Es gibt eine gesetzliche Vorschrift, dass in einem Pflegeheim mindestens 50 Prozent des Personals eine Ausbildung in Altenpflege haben muss. Dies soll die korrekte Betreuung und Versorgung der Pflegebedürftigen garantieren. Die übrigen 50 Prozent sind zwar auch Pflegekräfte, aber ohne spezielle Ausbildung. Der Fachkräftemangel im Pflegebereich macht sich allerdings auch im Pflegeheim bemerkbar, da viele Stellen gekürzt worden sind oder wegen einem Mangel an Bewerbern gar nicht mehr besetzt werden können. In Zukunft wird sich dieses Problem noch verschärfen, denn bis zum Jahr 2050 soll sich die Zahl der Pflegebedürftigen in Deutschland fast verdoppeln. Durch die wechselnden Schichten in einem Pflegeheim ist es oft nicht möglich, ein vertrautes Verhältnis zwischen Pflegern und Pflegebedürftigen entstehen zu lassen. Die Pfleger sind auch oft überlastet und haben nur wenig Zeit, auf die individuellen Wünsche des Einzelnen einzugehen, da ja noch weitere Patienten auf sie warten. Der Tagesablauf in einem Pflegeheim ist klar strukturiert und beginnt mit wecken, waschen, eventuell wickeln und anziehen und dem Frühstück. Tagsüber gibt es je nach Einrichtung und Schwere der Pflegebedürftigkeit verschiedene Programme, Kurse oder Therapien, um den Tag etwas zu verkürzen.

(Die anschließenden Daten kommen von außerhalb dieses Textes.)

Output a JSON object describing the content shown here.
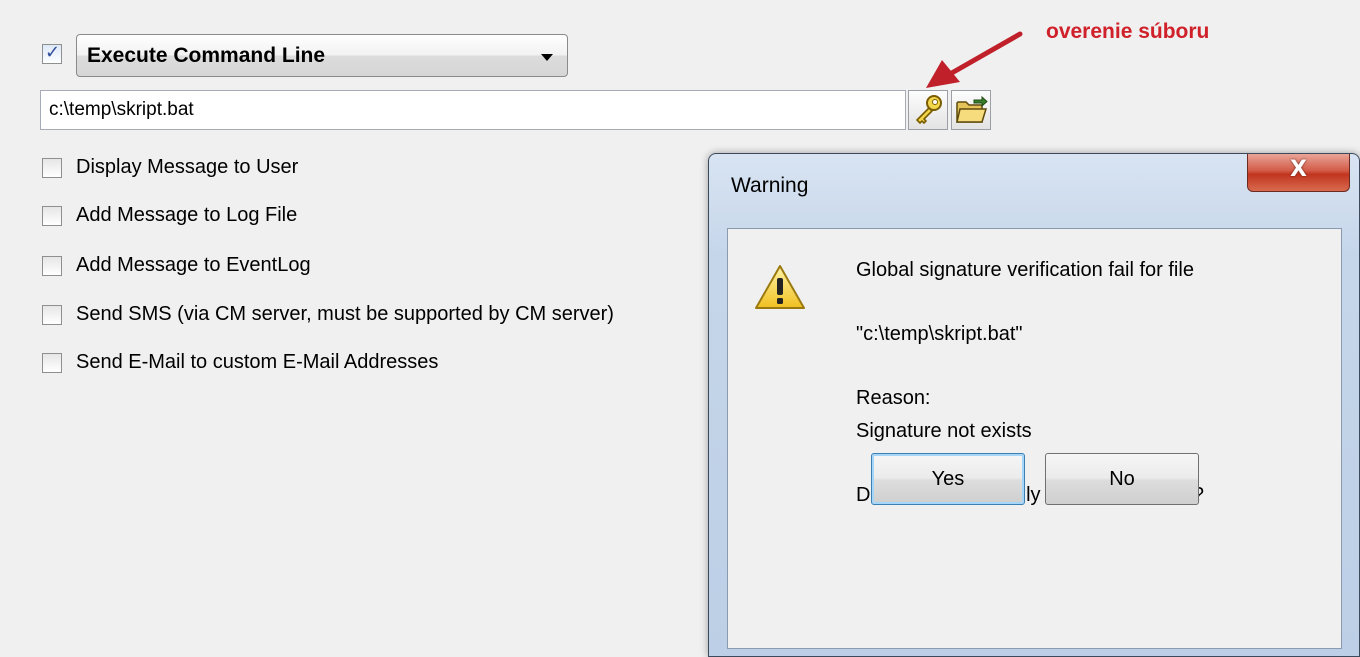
{
  "action": {
    "enabled": true,
    "type_selected": "Execute Command Line",
    "command_path": "c:\\temp\\skript.bat"
  },
  "options": [
    {
      "label": "Display Message to User",
      "checked": false
    },
    {
      "label": "Add Message to Log File",
      "checked": false
    },
    {
      "label": "Add Message to EventLog",
      "checked": false
    },
    {
      "label": "Send SMS (via CM server, must be supported by CM server)",
      "checked": false
    },
    {
      "label": "Send E-Mail to custom E-Mail Addresses",
      "checked": false
    }
  ],
  "icons": {
    "verify": "key-icon",
    "browse": "open-folder-icon",
    "warning": "warning-icon",
    "close": "close-icon"
  },
  "annotation": {
    "text": "overenie súboru",
    "color": "#d0202a"
  },
  "dialog": {
    "title": "Warning",
    "line1": "Global signature verification fail for file",
    "file": "\"c:\\temp\\skript.bat\"",
    "reason_label": "Reason:",
    "reason": "Signature not exists",
    "question": "Do you want globally sign this file now?",
    "yes_label": "Yes",
    "no_label": "No",
    "close_glyph": "X"
  }
}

Abends werden die Pflegebedürftigen dann wieder gewaschen, gefüttert, gewickelt und zur Nachtruhe ins Bett gebracht. Angehörige und Besucher sind in den meisten Einrichtungen gerne gesehen, da diese auch oft einen Teil der Betreuung wie beim trinken helfen oder auch mal die Kissen aufzuschütteln übernehmen.

Pflegeheim – Zusammenfassung

Ein Pflegeheim ist also eine stationäre Einrichtung, die sich auf die Versorgung von pflegebedürftigen Menschen spezialisiert hat. 50 Prozent der Pflegekräfte müssen eine spezielle Ausbildung in Altenpflege haben. Durch die stetig steigende Zahl von Pflegebedürftigen und die sinkende Zahl von Pflegepersonal müssen sich immer weniger Pfleger um immer mehr Kranke kümmern. Dadurch ist eine optimale Versorgung wegen Zeitmangels leider nicht immer gewährleistet. Eine beliebte Alternative zum Pflegeheim ist deshalb die häusliche 24 Stunden Pflege, bei der eine Betreuungskraft sich 24 Stunden nur um diesen einen Patienten kümmert. Dies ist nur dann möglich, wenn die Betreuungskraft mit im Haus oder der Wohnung der pflegebedürftigen Person lebt.